Rocky romance … Nicholas Hoult and Lily Collins in Tolkien. Photograph: Allstar/Fox Searchlight Pictures
Rocky romance … Nicholas Hoult and Lily Collins in Tolkien. Photograph: Allstar/Fox Searchlight Pictures

Tolkien review – affecting biopic of the Lord of the Rings creator

This article is more than 4 years old

This refreshing origins story, starring Nicholas Hoult, traces the early life of JRR Tolkien as he makes friends at Oxford, finds love and faces the horror of war

A sweet innocence and high-mindedness pervade this movie from screenwriters David Gleeson and Stephen Beresford and the Finnish director Dome Karukoski. It’s about the early life of JRR Tolkien – who, like CS Lewis, became a staggeringly successful author but remained an unworldly Oxford don to the end of his days, never dreaming of the kind of mega-celebrity and super-wealth that writers such as JK Rowling or George RR Martin enjoy.

Nicholas Hoult plays the doe-eyed young John Ronald Reuel Tolkien, an orphaned boy at King Edward’s School, Birmingham, with a brilliant facility for languages who makes three good friends there (his “fellowship”) and falls shyly in love with the young woman at his boarding house, Edith Bratt (Lily Collins), but who is forced by his Catholic guardian into choosing between early marriage and going up to Oxford.

The story is told via flashbacks from his soldier’s existence at the Somme in 1916, worrying about his schoolroom comrades and agonising over the love he might have lost.

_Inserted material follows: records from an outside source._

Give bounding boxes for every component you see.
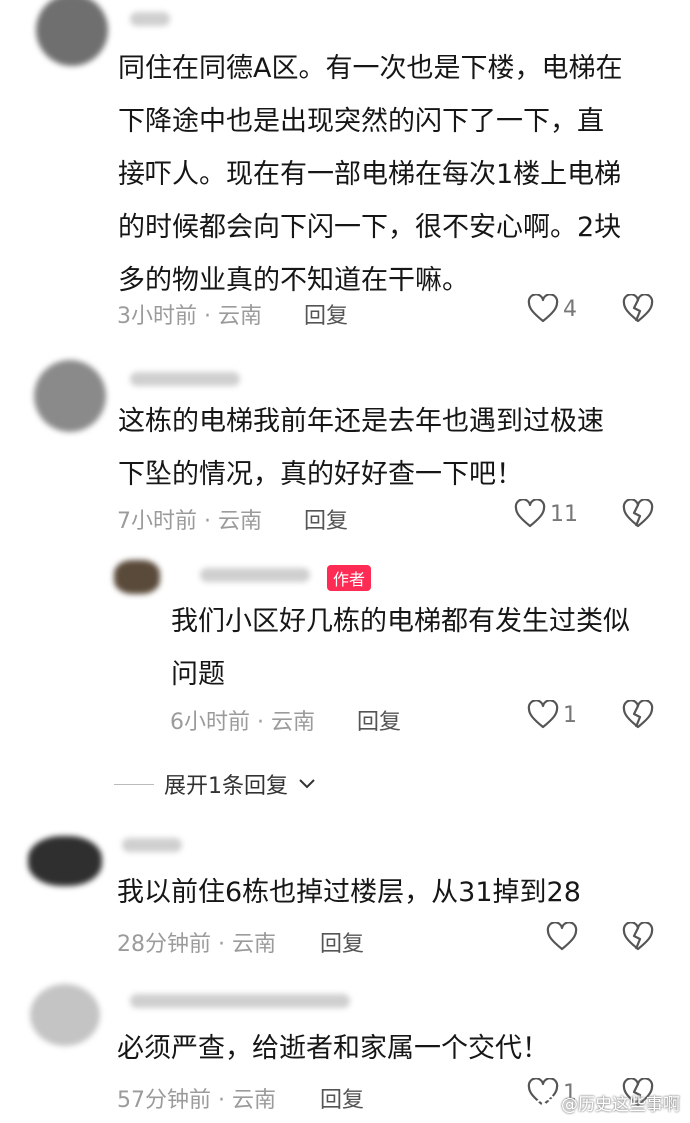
like-button[interactable]: 11 (514, 499, 578, 529)
comment-text: 我以前住6栋也掉过楼层，从31掉到28 (117, 877, 581, 908)
weibo-logo-icon (535, 1094, 556, 1112)
like-button[interactable]: 1 (527, 700, 577, 730)
heart-icon (514, 499, 546, 528)
broken-heart-icon (622, 293, 654, 323)
comment-time-location: 6小时前 · 云南 (170, 710, 315, 735)
heart-icon (527, 294, 559, 323)
comment-time-location: 3小时前 · 云南 (117, 304, 262, 329)
avatar[interactable] (28, 836, 102, 886)
expand-replies-button[interactable]: 展开1条回复 (114, 768, 316, 800)
heart-icon (546, 922, 578, 951)
comment-text: 我们小区好几栋的电梯都有发生过类似 问题 (171, 606, 630, 690)
like-button[interactable] (546, 922, 582, 952)
username[interactable] (200, 568, 310, 582)
like-count: 4 (563, 296, 577, 322)
watermark-text: @历史这些事啊 (561, 1095, 680, 1115)
broken-heart-icon (622, 498, 654, 528)
avatar[interactable] (36, 0, 108, 66)
username[interactable] (130, 372, 240, 386)
expand-replies-label: 展开1条回复 (164, 774, 288, 799)
reply-button[interactable]: 回复 (304, 503, 348, 535)
username[interactable] (130, 12, 170, 26)
avatar[interactable] (34, 360, 106, 432)
watermark: @历史这些事啊 (535, 1090, 680, 1115)
dislike-button[interactable] (622, 699, 654, 734)
comment-time-location: 7小时前 · 云南 (117, 509, 262, 534)
comment-text: 同住在同德A区。有一次也是下楼，电梯在 下降途中也是出现突然的闪下了一下，直 接… (118, 53, 623, 296)
dislike-button[interactable] (622, 921, 654, 956)
like-button[interactable]: 4 (527, 294, 577, 324)
reply-button[interactable]: 回复 (320, 926, 364, 958)
chevron-down-icon (299, 779, 315, 789)
heart-icon (527, 700, 559, 729)
like-count: 1 (563, 702, 577, 728)
comment-text: 这栋的电梯我前年还是去年也遇到过极速 下坠的情况，真的好好查一下吧！ (118, 406, 604, 490)
reply-button[interactable]: 回复 (304, 298, 348, 330)
reply-button[interactable]: 回复 (357, 704, 401, 736)
divider-line (114, 783, 154, 785)
avatar[interactable] (30, 984, 100, 1046)
broken-heart-icon (622, 699, 654, 729)
comment-text: 必须严查，给逝者和家属一个交代！ (117, 1033, 549, 1064)
avatar[interactable] (114, 560, 160, 594)
author-badge: 作者 (327, 565, 372, 591)
username[interactable] (122, 838, 182, 852)
comment-time-location: 28分钟前 · 云南 (117, 932, 276, 957)
broken-heart-icon (622, 921, 654, 951)
comment-time-location: 57分钟前 · 云南 (117, 1088, 276, 1113)
dislike-button[interactable] (622, 293, 654, 328)
username[interactable] (130, 994, 350, 1008)
dislike-button[interactable] (622, 498, 654, 533)
like-count: 11 (550, 501, 578, 527)
reply-button[interactable]: 回复 (320, 1082, 364, 1114)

There are various moments that are supposed to be goosebump-inducing premonitions of Tolkien’s future created world (at the Somme, he has a batman called Sam, played by Craig Roberts) and visions of dragons in the midst of the western front carnage. But the film, understandably perhaps, can’t reconcile his romantic and mythic vision of battle with the banal horror of the first world war.

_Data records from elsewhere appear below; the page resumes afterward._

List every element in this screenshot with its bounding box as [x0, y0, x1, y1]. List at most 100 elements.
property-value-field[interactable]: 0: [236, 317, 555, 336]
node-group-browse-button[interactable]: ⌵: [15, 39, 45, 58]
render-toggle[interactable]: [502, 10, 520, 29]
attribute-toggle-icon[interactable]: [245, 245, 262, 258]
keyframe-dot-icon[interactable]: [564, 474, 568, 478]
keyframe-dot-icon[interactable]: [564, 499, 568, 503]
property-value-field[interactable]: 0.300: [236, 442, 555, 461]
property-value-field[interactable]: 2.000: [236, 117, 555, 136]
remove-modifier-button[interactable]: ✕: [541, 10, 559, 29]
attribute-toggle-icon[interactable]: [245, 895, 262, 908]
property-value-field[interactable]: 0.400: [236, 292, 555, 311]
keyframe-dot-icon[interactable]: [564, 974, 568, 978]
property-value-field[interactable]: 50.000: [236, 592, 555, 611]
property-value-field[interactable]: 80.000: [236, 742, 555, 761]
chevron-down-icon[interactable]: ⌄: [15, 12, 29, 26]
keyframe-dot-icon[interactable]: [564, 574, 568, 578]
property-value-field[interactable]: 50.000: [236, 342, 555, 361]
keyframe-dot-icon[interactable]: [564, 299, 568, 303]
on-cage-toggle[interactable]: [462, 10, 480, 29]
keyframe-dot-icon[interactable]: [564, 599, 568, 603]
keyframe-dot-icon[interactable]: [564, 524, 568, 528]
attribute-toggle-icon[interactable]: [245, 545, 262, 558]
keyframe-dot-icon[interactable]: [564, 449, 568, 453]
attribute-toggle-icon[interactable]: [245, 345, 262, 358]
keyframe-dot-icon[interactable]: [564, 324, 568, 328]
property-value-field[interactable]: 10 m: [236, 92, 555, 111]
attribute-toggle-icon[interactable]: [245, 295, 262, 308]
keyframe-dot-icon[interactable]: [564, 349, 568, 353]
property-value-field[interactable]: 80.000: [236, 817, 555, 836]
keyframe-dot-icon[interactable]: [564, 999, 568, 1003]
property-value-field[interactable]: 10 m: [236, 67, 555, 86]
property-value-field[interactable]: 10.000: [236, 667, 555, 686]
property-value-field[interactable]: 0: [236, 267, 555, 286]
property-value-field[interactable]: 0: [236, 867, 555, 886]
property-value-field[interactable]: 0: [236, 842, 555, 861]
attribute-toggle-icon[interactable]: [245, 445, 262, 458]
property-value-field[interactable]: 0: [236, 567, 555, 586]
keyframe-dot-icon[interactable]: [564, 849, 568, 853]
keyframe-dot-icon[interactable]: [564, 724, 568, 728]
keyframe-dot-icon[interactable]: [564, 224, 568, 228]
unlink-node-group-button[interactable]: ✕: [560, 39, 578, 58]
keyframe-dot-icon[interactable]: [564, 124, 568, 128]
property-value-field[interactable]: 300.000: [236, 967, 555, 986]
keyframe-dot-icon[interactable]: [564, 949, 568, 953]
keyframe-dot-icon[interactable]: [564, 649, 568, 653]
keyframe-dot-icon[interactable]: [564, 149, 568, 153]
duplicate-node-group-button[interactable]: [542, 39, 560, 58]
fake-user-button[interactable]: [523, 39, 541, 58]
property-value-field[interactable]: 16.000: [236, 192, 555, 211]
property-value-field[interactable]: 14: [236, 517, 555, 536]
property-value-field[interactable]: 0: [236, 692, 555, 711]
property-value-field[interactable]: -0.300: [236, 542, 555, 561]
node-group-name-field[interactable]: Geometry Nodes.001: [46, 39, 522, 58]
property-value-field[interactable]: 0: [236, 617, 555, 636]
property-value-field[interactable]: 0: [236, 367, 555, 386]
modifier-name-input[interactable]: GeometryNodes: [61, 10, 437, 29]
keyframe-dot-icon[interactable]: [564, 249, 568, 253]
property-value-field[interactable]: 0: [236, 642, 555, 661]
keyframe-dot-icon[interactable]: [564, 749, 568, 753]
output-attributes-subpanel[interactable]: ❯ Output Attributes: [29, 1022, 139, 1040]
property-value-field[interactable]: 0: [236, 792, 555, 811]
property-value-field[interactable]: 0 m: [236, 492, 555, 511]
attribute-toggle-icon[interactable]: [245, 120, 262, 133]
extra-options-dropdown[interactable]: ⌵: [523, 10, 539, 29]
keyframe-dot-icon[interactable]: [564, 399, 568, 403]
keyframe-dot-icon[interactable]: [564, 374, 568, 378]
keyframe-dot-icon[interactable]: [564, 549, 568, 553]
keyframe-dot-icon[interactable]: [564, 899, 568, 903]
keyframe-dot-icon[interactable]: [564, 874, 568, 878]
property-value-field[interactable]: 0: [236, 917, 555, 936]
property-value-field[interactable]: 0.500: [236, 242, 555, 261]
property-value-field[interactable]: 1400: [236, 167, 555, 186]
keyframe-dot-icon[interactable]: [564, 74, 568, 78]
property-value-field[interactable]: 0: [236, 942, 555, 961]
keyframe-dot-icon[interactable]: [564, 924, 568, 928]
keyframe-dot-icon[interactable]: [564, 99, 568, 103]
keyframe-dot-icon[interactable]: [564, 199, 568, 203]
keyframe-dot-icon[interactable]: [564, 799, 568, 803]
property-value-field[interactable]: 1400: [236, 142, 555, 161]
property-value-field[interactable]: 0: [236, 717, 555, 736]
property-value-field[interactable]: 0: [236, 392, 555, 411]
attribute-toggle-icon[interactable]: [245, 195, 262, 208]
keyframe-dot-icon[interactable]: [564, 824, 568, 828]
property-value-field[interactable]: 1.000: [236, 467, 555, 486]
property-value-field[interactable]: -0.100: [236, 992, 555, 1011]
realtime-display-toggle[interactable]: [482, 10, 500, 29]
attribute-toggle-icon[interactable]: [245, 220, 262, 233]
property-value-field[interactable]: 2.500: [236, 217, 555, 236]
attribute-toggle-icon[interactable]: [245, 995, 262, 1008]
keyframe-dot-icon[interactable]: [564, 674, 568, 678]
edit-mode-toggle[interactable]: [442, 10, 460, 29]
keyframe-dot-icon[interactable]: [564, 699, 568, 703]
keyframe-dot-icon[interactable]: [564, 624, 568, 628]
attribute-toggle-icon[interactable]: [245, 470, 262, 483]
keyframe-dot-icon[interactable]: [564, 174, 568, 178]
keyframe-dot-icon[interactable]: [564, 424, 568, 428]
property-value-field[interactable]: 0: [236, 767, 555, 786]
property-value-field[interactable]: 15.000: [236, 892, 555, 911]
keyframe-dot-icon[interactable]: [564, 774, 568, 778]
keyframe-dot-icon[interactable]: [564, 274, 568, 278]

I very much enjoyed the young Tolkien’s prewar ecstatic conversion to the world of philology at Oxford, with Derek Jacobi’s sharp-tongued professor telling him to write a 5,000-word essay on the Norse influence on Sir Gawain and the Green Knight before teatime. (Sadly, the film doesn’t show him having to do that.)

This is a very male world and perhaps the inner life of Edith remains a mystery (as perhaps it might have been for Tolkien), but its earnestness and idealism are refreshing.